Tech companies have lobbied ferociously against the change. Donald Trump’s White House characterises it as an assault on free speech. Nigel Farage agrees and promises to repeal the act if he ever forms a government. Labour ministers have said the Reform leader’s position aligns him with the interests of paedophiles.
As a law-abiding adult user of social media, I cannot judge whether the new restrictions perform their advertised function. The age-verification process is efficient, painless and feels no more or less sinister than any of the other personal data submissions we now routinely make as the price for a frictionless internet.
There are reported cases of non-pornographic news and public health sites being blocked by accident. There are claims that the protections are easily circumvented with a modicum of digital knowhow. It seems plausible that risk-averse or lazy tech companies are applying ill-designed, overzealous filters. But the impact on political liberty – the impediment to free speech that might justify some of the lurid comparisons being made to totalitarian censorship – is probably still in the order of zero.
Of course, any instrument for policing flows of information contains the theoretical foundations of a more repressive agenda. A future government could redefine “harmful” content to include criticism of the government, for example, or anything that undermines traditional family values. Liberal defenders of the new law should not be complacent about its potential misuse.

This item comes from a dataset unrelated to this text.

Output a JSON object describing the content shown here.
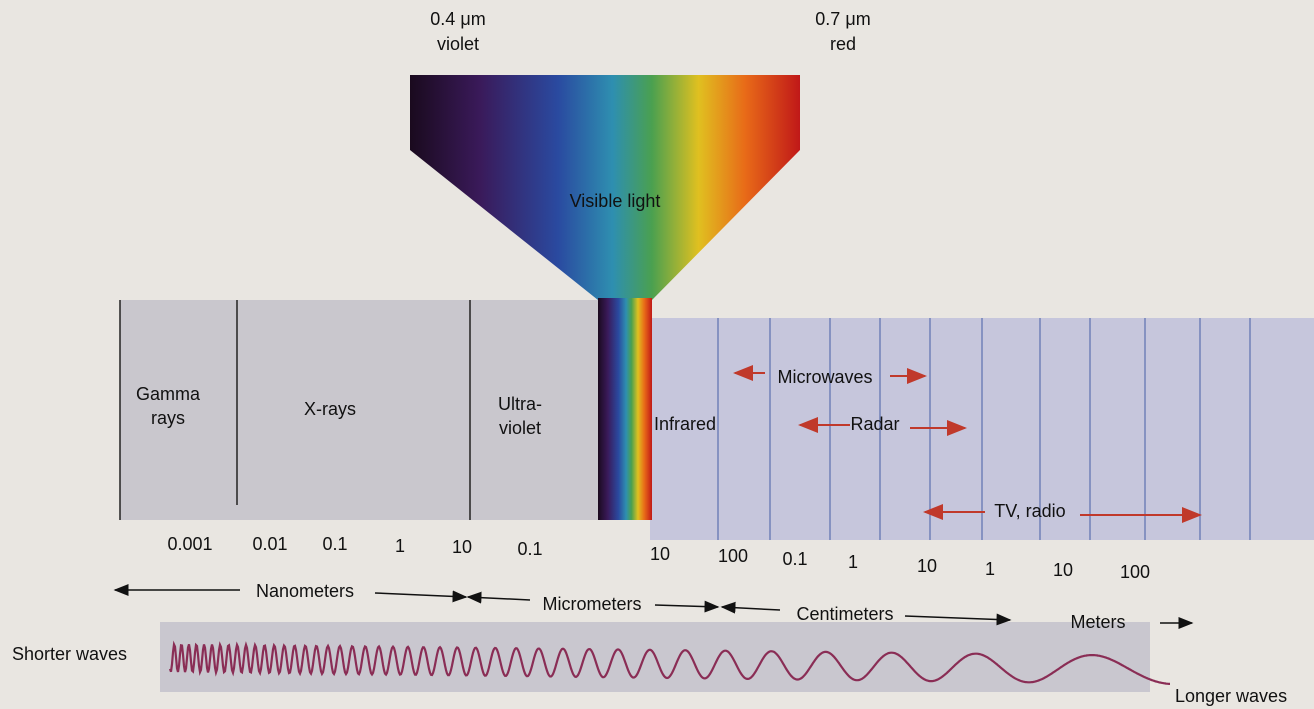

But its most vigorous critics, especially in the Trump administration, are not credible advocates of political liberty. The cause they advance is not free speech as a civic virtue. It is the commercial interest of companies that control much of the world’s digital information infrastructure. The system is awash with toxic material. Poison flows into the public realm and the pump’s owners deny responsibility, resisting regulation for the same reason that polluters have done since the Industrial Revolution. Because they can. Because their business is more profitable when someone else cleans up the mess.
The Online Safety Act can be flawed and necessary at the same time. It is just a tiny skirmish in the early stages of the battle to decide how power is wielded and by whom in a world reordered by the information crisis. It is a faint but vital signal – a cry for help by analogue politicians drowning in digital noise.